Infirme le jugement rendu le 29 mars 2022 par le tribunal de commerce de Reims.

Statuant à nouveau ;

Dit que la résiliation anticipée et unilatérale du contrat opérée par la société Cathédrale est injustifiée.

En conséquence,

Condamne la société Cathédrale à payer à la société Sophos Hôtels la somme de 160.000 euros ht à titre de dommages et intérêts conventionnels avec intérêts au taux légal à compter du 16 juin 2020 et capitalisation des intérêts.

Déboute la société Sophos Hôtels de sa demande d’astreinte et de ses demandes complémentaires.

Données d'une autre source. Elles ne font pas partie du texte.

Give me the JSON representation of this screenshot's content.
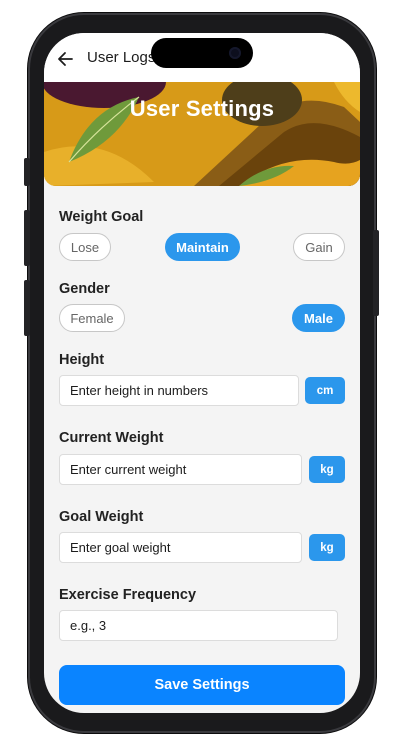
{
  "appbar": {
    "title": "User Logs",
    "back_icon": "arrow-left-icon"
  },
  "banner": {
    "title": "User Settings"
  },
  "weight_goal": {
    "label": "Weight Goal",
    "options": [
      "Lose",
      "Maintain",
      "Gain"
    ],
    "selected": "Maintain"
  },
  "gender": {
    "label": "Gender",
    "options": [
      "Female",
      "Male"
    ],
    "selected": "Male"
  },
  "height": {
    "label": "Height",
    "placeholder": "Enter height in numbers",
    "unit": "cm"
  },
  "current_weight": {
    "label": "Current Weight",
    "placeholder": "Enter current weight",
    "unit": "kg"
  },
  "goal_weight": {
    "label": "Goal Weight",
    "placeholder": "Enter goal weight",
    "unit": "kg"
  },
  "exercise_frequency": {
    "label": "Exercise Frequency",
    "placeholder": "e.g., 3"
  },
  "save_button": {
    "label": "Save Settings"
  },
  "colors": {
    "accent": "#2b97ec",
    "primary_button": "#0a84ff",
    "banner": "#d79a18"
  }
}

Condamne la société Sophos Hôtels à payer à la société Cathédrale la somme de 4.565,76 euros au titre du préjudice subi généré par le remplacement du passe plat sous-dimensionné.

Déboute la société Cathédrale de sa demande de dommages et intérêts pour le surplus.

Condamne la société Cathédrale à payer à la société Sophos Hôtels la somme de 4.500 euros sur le fondement de l’article 700 du code de procédure civile.

Déboute la société Cathédrale de sa demande à ce titre.

Condamne la société Cathédrale aux dépens de première instance et d’appel.